Veteriner kontrolü olmayan ve uygun koşullarda kesilmeyen hayvanlardan insanlara tenya, salmonella, tüberküloz bulaşma riski yüksektir. Kesilen etlerin korunması ve saklanması insan sağlığı açısından çok önemlidir. Kurban etleri, büyük parçalar şeklinde değil, birer yemeklik olacak şekilde küçük parçalara ayrılarak buzdolabı poşetine veya yağlı kağıda sarılmalı ve buzdolabının buzluk kısmında veya derin dondurucuda saklanmalıdır. Buzdolabında -2 santigrat derecede 1-2 hafta, derin dondurucuda ise -18 santigrat derecede daha uzun süre (4-6 ay) etler saklanabilmektedir.
Pişirmek için buzluktan çıkartılan etler, yine buzdolabının alt raflarına indirilerek çözdürülmeli, güneş altında veya sıcak ortamda çözdürülmemeli, çözdürülen et hemen pişirilmeli, tekrar dondurulmamalıdır. Etler kolaylıkla bozulabilen potansiyel riskli besinlerdir. Etlerin, “oda ısısında açıkta bırakılacak şekilde değil”, yine buzdolabının alt bölmesinde çözünmesi sağlanmalıdır. Derin dondurucuda saklanan etin buzdolabının sebzelik kısmının üstüne konularak çözünmesi beklenebilir. Etin çabuk çözünmesi amacıyla uygulanan kalorifer, soba üzerinde çözünme, oda sıcaklığında bekletme, güneşte bekletme gibi yöntemler, insan sağlığı açısından tehlikeli sonuçları da beraberinde getirmektedir. Et hazırlamada kullanılan kesme tahtalarında çiğ sebze ve meyveleri doğrama işlemi yapılmamalıdır.

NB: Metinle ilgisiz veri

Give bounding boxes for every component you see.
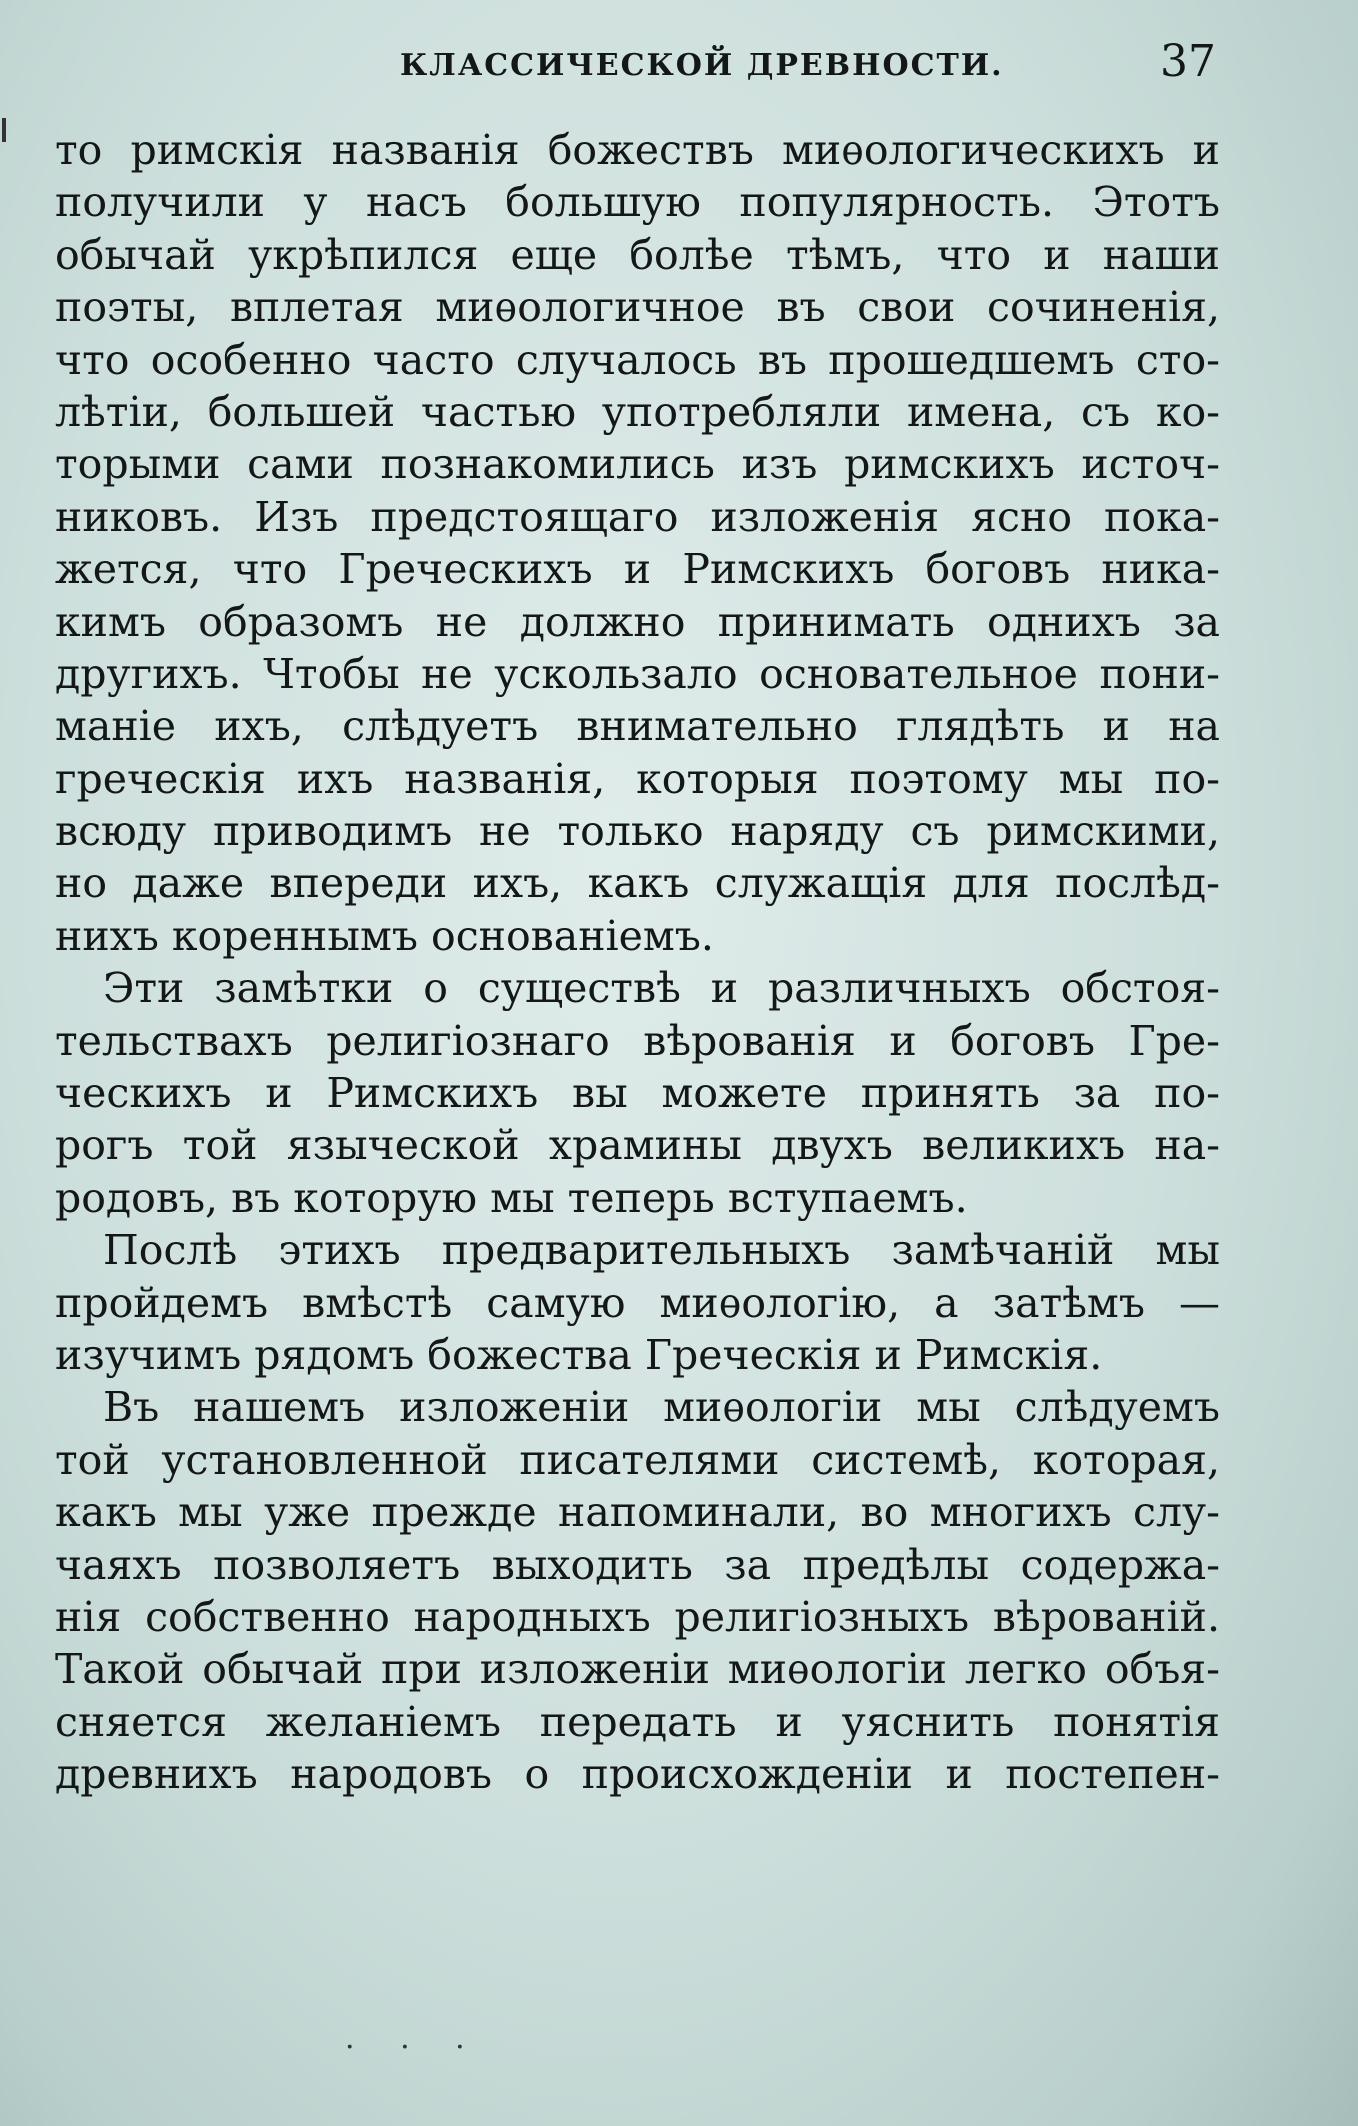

Etlerin yanında bulgur veya esmer pirinç, asitli ve şekerli içecekler yerine de ayran,yoğurt,cacık tercih edilmelidir. Bayram ziyaretlerinde meyve suları yerine açık çay ve bitki çayları, hamur tatlıları yerine ise de sütlü tatlılar veya meyveler tercih edilmelidir.
Tüm çabalarınıza rağmen beslenmenizde düzensizlik yaşamışsanız ve eğer önerilere tam olarak uyamadıysanız bayram sonrasında mutlaka sağlıklı beslenmeye özen göstermelisiniz. Eğer nasıl dikkat edeceğiniz konusunda sorularınız varsa lütfen diyetisyenden bilgi almayı ihmal etmeyiniz.
Sağlıklı ve mutlu bayramlar dilerim.